Before the nineteenth century, German Jews did not use surnames. Fathers’ first names were used in a form that would translate into English as “Jacob the son of Isaac.” In 1808, Napoleon I decreed that all Jews living within his empire must adopt family names. In some places, the government gave them a list of names from which to choose and assigned names to those who failed to make selections. When these European Jews came to America, their attachment to the family names imposed on them was often tenuous, making them more prone to change their names after arriving. In addition, Jewish merchants quickly learned that in America, their gentile customers were more likely to patronize stores with Anglo-Saxon-sounding names than those with Jewish names. Discrimination in hiring, housing, and other aspects of everyday life also made name-changing acceptable to Jewish immigrants.

By the early twenty-first century, many immigrants to the US were Hispanics, making the naming conventions used in Spanish-speaking countries important. Traditional Spanish names combine the surnames of both mothers and fathers. Full names are usually made up of two given names and two surnames. For example, the name “José Rafael Sepulveda Calderon” indicates a person whose mother’s surname is Calderon and whose father’s surname is Sepulveda. However, confusion arises from the practice of omitting the mother’s surname in informal usage. Small differences such as these can cause problems when filling out forms such as employment applications.

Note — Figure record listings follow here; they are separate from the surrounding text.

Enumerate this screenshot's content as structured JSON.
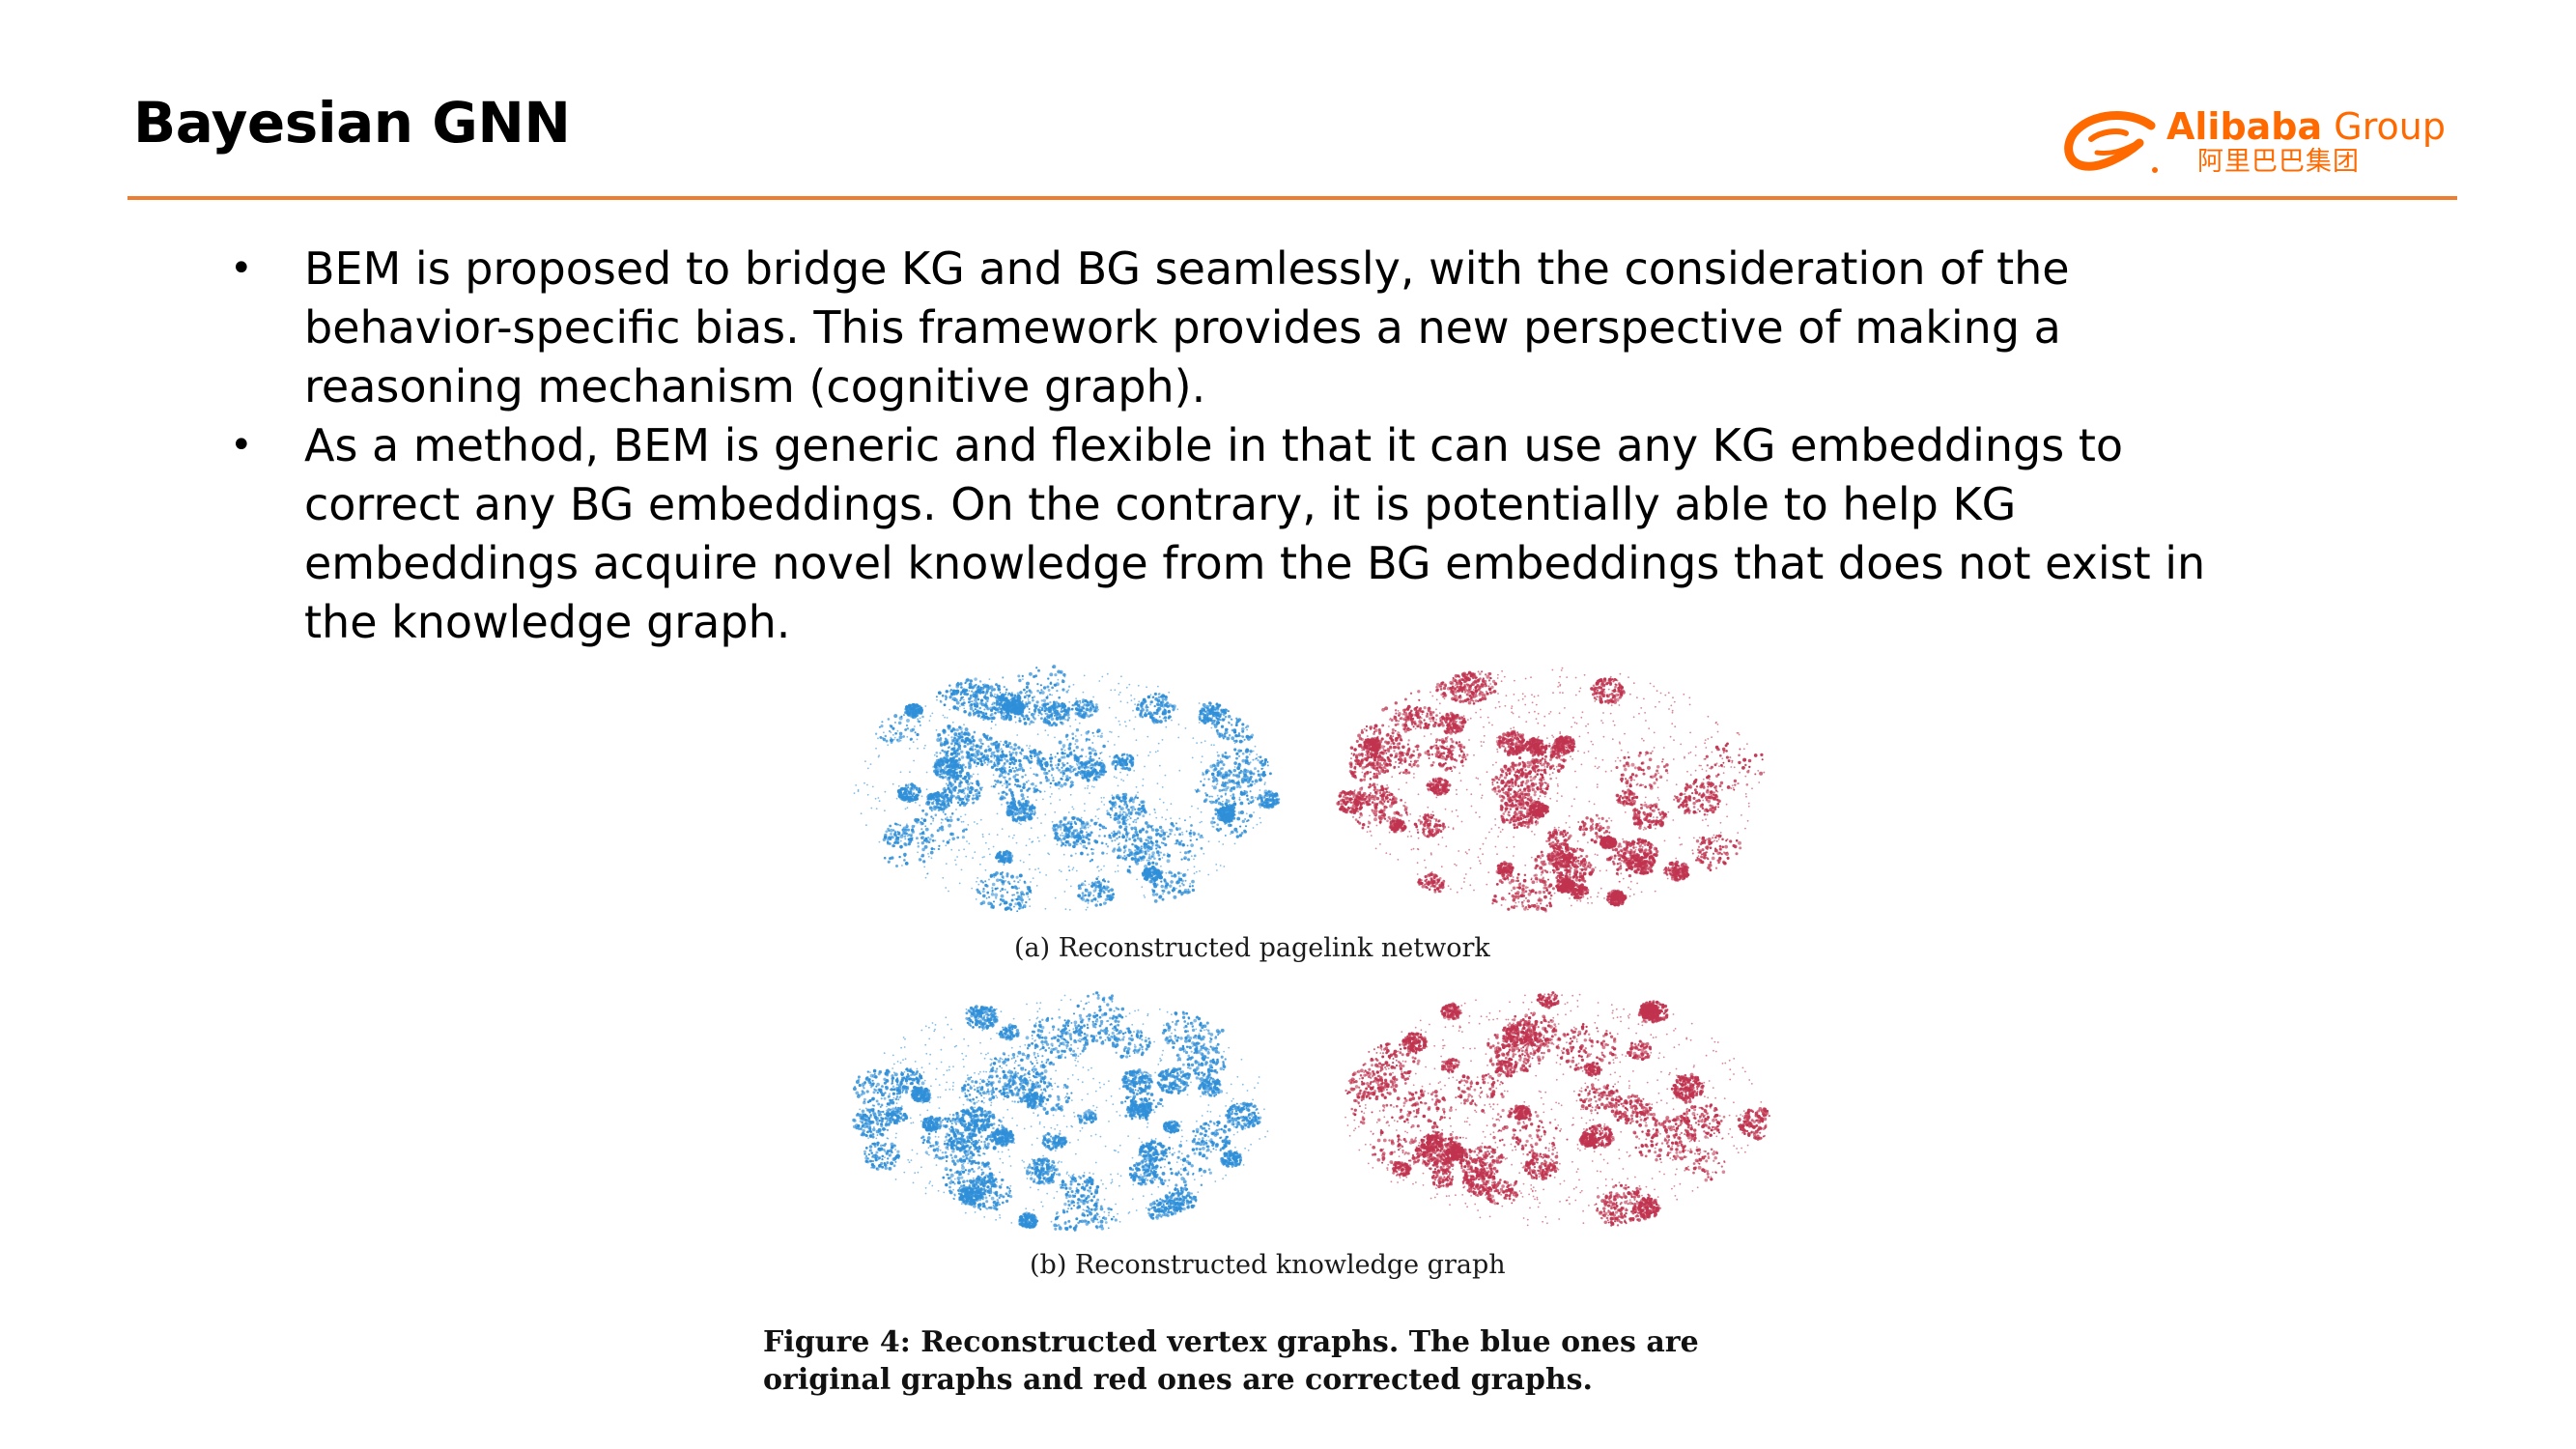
{
  "slide": {
    "title": "Bayesian GNN"
  },
  "logo": {
    "brand_bold": "Alibaba",
    "brand_light": "Group",
    "chinese": "阿里巴巴集团",
    "accent_color": "#ff6a00"
  },
  "rule_color": "#ed7d31",
  "bullets": [
    {
      "marker": "•",
      "lines": [
        "BEM is proposed to bridge KG and BG seamlessly, with the consideration of the",
        "behavior-specific bias. This framework provides a new perspective of making a",
        "reasoning mechanism (cognitive graph)."
      ]
    },
    {
      "marker": "•",
      "lines": [
        "As a method, BEM is generic and flexible in that it can use any KG embeddings to",
        "correct any BG embeddings. On the contrary, it is potentially able to help KG",
        "embeddings acquire novel knowledge from the BG embeddings that does not exist in",
        "the knowledge graph."
      ]
    }
  ],
  "figure": {
    "subcaption_a": "(a) Reconstructed pagelink network",
    "subcaption_b": "(b) Reconstructed knowledge graph",
    "caption_lines": [
      "Figure 4: Reconstructed vertex graphs. The blue ones are",
      "original graphs and red ones are corrected graphs."
    ],
    "colors": {
      "original": "#2f8fd8",
      "corrected": "#c0334f"
    }
  }
}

Spelling and Pronunciation

The Cyrillic alphabet is used by dozens of Central Asian and Eastern European languages, most notably Russian. Created during the early nineteenth century, this alphabet has many characters that resemble characters in the Latin alphabet used by English and many other languages. However, some of the characters that appear to be the same actually represent different sounds, and each alphabet has characters not in the other. Because Cyrillic and Latin characters do not match perfectly, names transliterated from Cyrillic forms often have several different possible spellings in the Latin alphabet. Moreover, some transliterated names appear to Westerners to be missing vowels, such as the name “Aleksandr.” Spelling and pronuncing Slavic names are particularly difficult for Americans and non-Slavic people. Recognizing this fact, many Slavic immigrants chose to simplify the spellings of their own names or to change their names entirely to avoid problems in their newly adopted country.

Chinese languages present even more difficult pronunciation challenges. Cantonese and Mandarin are tonal languages, and the meanings of words depend on their rising or falling tones when spoken. Mandarin, for example, uses four different tones to give meaning to spoken words: mid-level, low falling, high rising, and high creaky-rising. For a Westerner used only to placing stress on some syllables more than others, subtle tonal variations used to convey differences in the meaning of a word open the door to considerable confusion. Consequently, some Chinese immigrants avoid such problems by simplifying their names.

In the twenty-first century, the idea of name-changing when immigrating, especially in terms of “Anglicizing” one’s name, has largely disappeared. Still, some immigrants may be compelled to change or simplify their names for various reasons. Some may feel that changing their name will decrease the chance of facing job discrimination. This is just one of the social and economic benefits many feel might come from changing their name. Changing one’s name may hasten the assimilation process, protect an individual from prejudice, allow for the creation of a new identity, and, finally, may be done just to simplify a complicated name.